Oksijen Gazetesi'nde haftanın köşe yazıları. 
12 Nisan 2025, Cumartesi

Günaydın. 

Marmara, Ege, Batı Akdeniz ve Hatay, İç Anadolu, Karadeniz ile Doğu ve Güneydoğu Anadolu'nun doğusu yağışlı bir gün geçirecek. 

Sıcaklık İstanbul'da 11, Ankara'da 5, İzmir'de 16, Antalya'da 19, Erzurum'da 1 derece.

Bu hafta yazıları okurken size Haruki Murakami romanlarında bahsedilen klasik müzik parçaları eşlik edecek. 2.5 saatlik bir playlist bu, seveceğinizi umuyorum. Burada.

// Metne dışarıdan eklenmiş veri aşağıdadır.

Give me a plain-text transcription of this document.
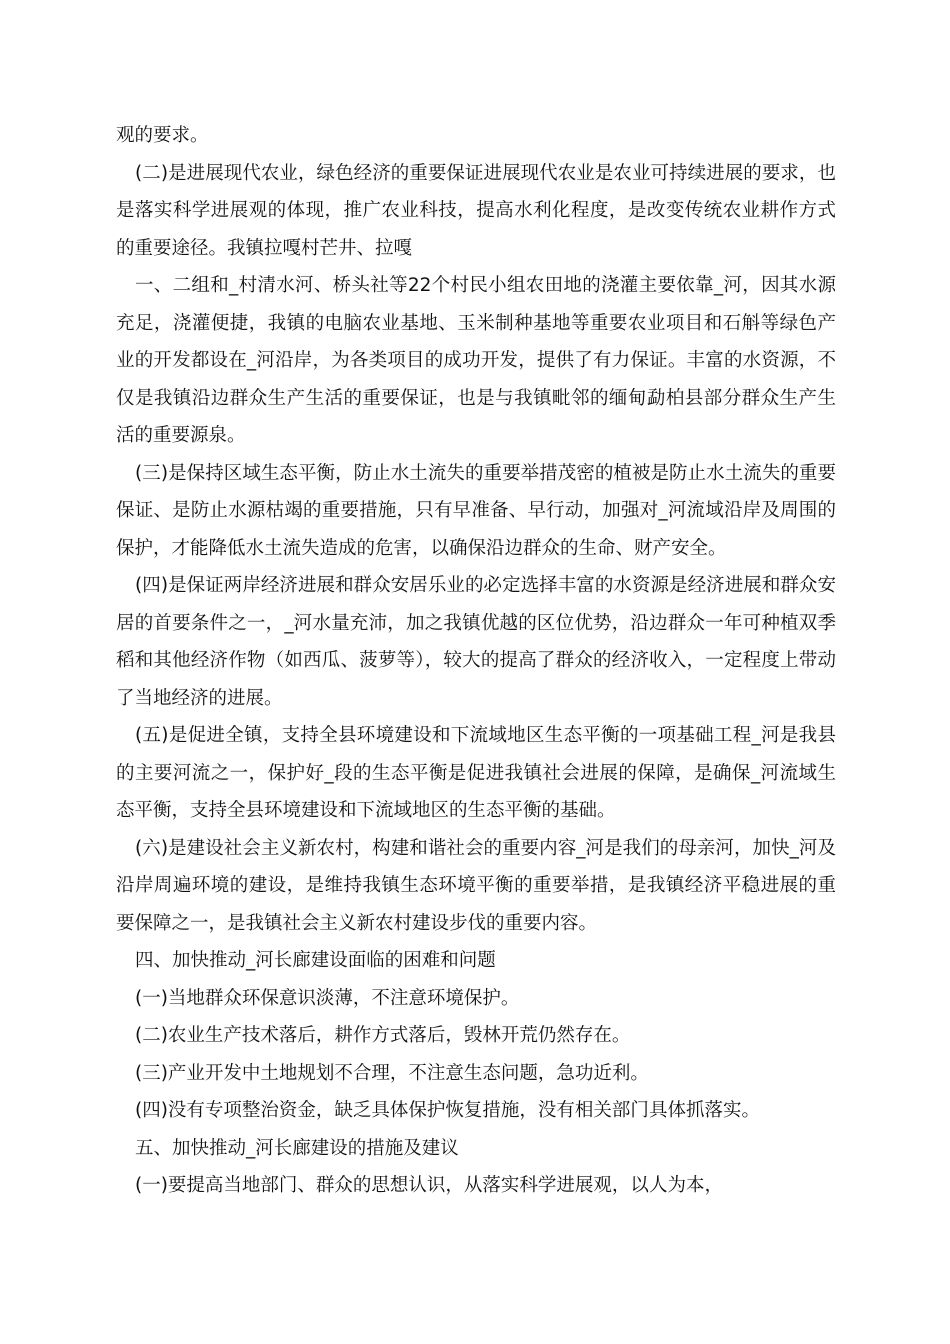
观的要求。

(二)是进展现代农业，绿色经济的重要保证进展现代农业是农业可持续进展的要求，也是落实科学进展观的体现，推广农业科技，提高水利化程度，是改变传统农业耕作方式的重要途径。我镇拉嘎村芒井、拉嘎

一、二组和_村清水河、桥头社等22个村民小组农田地的浇灌主要依靠_河，因其水源充足，浇灌便捷，我镇的电脑农业基地、玉米制种基地等重要农业项目和石斛等绿色产业的开发都设在_河沿岸，为各类项目的成功开发，提供了有力保证。丰富的水资源，不仅是我镇沿边群众生产生活的重要保证，也是与我镇毗邻的缅甸勐柏县部分群众生产生活的重要源泉。

(三)是保持区域生态平衡，防止水土流失的重要举措茂密的植被是防止水土流失的重要保证、是防止水源枯竭的重要措施，只有早准备、早行动，加强对_河流域沿岸及周围的保护，才能降低水土流失造成的危害，以确保沿边群众的生命、财产安全。

(四)是保证两岸经济进展和群众安居乐业的必定选择丰富的水资源是经济进展和群众安居的首要条件之一，_河水量充沛，加之我镇优越的区位优势，沿边群众一年可种植双季稻和其他经济作物（如西瓜、菠萝等），较大的提高了群众的经济收入，一定程度上带动了当地经济的进展。

(五)是促进全镇，支持全县环境建设和下流域地区生态平衡的一项基础工程_河是我县的主要河流之一，保护好_段的生态平衡是促进我镇社会进展的保障，是确保_河流域生态平衡，支持全县环境建设和下流域地区的生态平衡的基础。

(六)是建设社会主义新农村，构建和谐社会的重要内容_河是我们的母亲河，加快_河及沿岸周遍环境的建设，是维持我镇生态环境平衡的重要举措，是我镇经济平稳进展的重要保障之一，是我镇社会主义新农村建设步伐的重要内容。

四、加快推动_河长廊建设面临的困难和问题

(一)当地群众环保意识淡薄，不注意环境保护。

(二)农业生产技术落后，耕作方式落后，毁林开荒仍然存在。

(三)产业开发中土地规划不合理，不注意生态问题，急功近利。

(四)没有专项整治资金，缺乏具体保护恢复措施，没有相关部门具体抓落实。

五、加快推动_河长廊建设的措施及建议

(一)要提高当地部门、群众的思想认识，从落实科学进展观，以人为本，
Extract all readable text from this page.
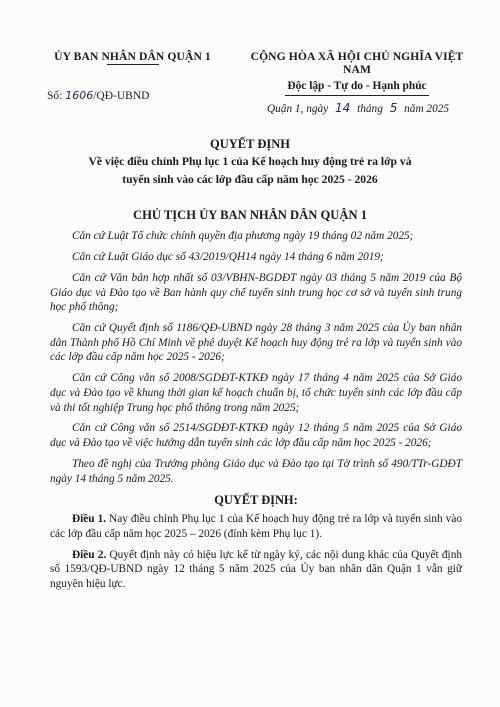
ỦY BAN NHÂN DÂN QUẬN 1	CỘNG HÒA XÃ HỘI CHỦ NGHĨA VIỆT NAM
Độc lập - Tự do - Hạnh phúc
Số: 1606/QĐ-UBND
Quận 1, ngày 14 tháng 5 năm 2025
QUYẾT ĐỊNH
Về việc điều chỉnh Phụ lục 1 của Kế hoạch huy động trẻ ra lớp và
tuyển sinh vào các lớp đầu cấp năm học 2025 - 2026
CHỦ TỊCH ỦY BAN NHÂN DÂN QUẬN 1

Căn cứ Luật Tổ chức chính quyền địa phương ngày 19 tháng 02 năm 2025;

Căn cứ Luật Giáo dục số 43/2019/QH14 ngày 14 tháng 6 năm 2019;

Căn cứ Văn bản hợp nhất số 03/VBHN-BGDĐT ngày 03 tháng 5 năm 2019 của Bộ Giáo dục và Đào tạo về Ban hành quy chế tuyển sinh trung học cơ sở và tuyển sinh trung học phổ thông;

Căn cứ Quyết định số 1186/QĐ-UBND ngày 28 tháng 3 năm 2025 của Ủy ban nhân dân Thành phố Hồ Chí Minh về phê duyệt Kế hoạch huy động trẻ ra lớp và tuyển sinh vào các lớp đầu cấp năm học 2025 - 2026;

Căn cứ Công văn số 2008/SGDĐT-KTKĐ ngày 17 tháng 4 năm 2025 của Sở Giáo dục và Đào tạo về khung thời gian kế hoạch chuẩn bị, tổ chức tuyển sinh các lớp đầu cấp và thi tốt nghiệp Trung học phổ thông trong năm 2025;

Căn cứ Công văn số 2514/SGDĐT-KTKĐ ngày 12 tháng 5 năm 2025 của Sở Giáo dục và Đào tạo về việc hướng dẫn tuyển sinh các lớp đầu cấp năm học 2025 - 2026;

Theo đề nghị của Trưởng phòng Giáo dục và Đào tạo tại Tờ trình số 490/TTr-GDĐT ngày 14 tháng 5 năm 2025.

QUYẾT ĐỊNH:

Điều 1. Nay điều chỉnh Phụ lục 1 của Kế hoạch huy động trẻ ra lớp và tuyển sinh vào các lớp đầu cấp năm học 2025 – 2026 (đính kèm Phụ lục 1).

Điều 2. Quyết định này có hiệu lực kể từ ngày ký, các nội dung khác của Quyết định số 1593/QĐ-UBND ngày 12 tháng 5 năm 2025 của Ủy ban nhân dân Quận 1 vẫn giữ nguyên hiệu lực.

Birazdan paylaşacaklarım, basılı gazete ve gazeteoksijen.com'da okunabiliyor. Fakat sitemizin tamamı sadece abonelerimize açık. 1 yıllık abonelik şu anda 490 lira. Abone olmak isterseniz şartlarımızı inceleyip aboneliği başlatabileceğiniz sayfa  burada.  

İyi okumalar.

Dünyayı sarsan Trump vergileriyle ilgili bilinmesi gerekenler
ABD Başkanı Donald Trump'ın getirdiği ve dünyayı sarsan ek gümrük vergilerini anlamak istiyorsanız, bu hafta Malumat köşemiz rehberiniz olabilir. 

Köşeden aktarıyorum: "Vergilerin mekaniğini anlamak için rakamlara bakmak şart: Dünya dış ticaretinin büyüklüğü 33 trilyon dolar. Bunun 25 trilyonu mal, 8 trilyonu hizmet ticareti. Küresel ticarette yüzde 14.3 payı olan ABD’nin 2024’te mal ticaretinde 1.2 trilyon dolarlık açığı, hizmette 300 milyar dolarlık fazlası var. Toplam bilanço, 100 ülkeyle ticarette 918 milyar dolarlık dış ticaret açığı. Trump ek vergilerle yılda 700 milyar dolarlık gelir yaratarak bu açığı kapatacağını iddia ediyor. Ancak analistlere göre ek vergiler geçerli olursa ABD’nin ithalatı 2030’a kadar yüzde 30 düşecek ve böyle bir gelir elde  edilemeyecek."   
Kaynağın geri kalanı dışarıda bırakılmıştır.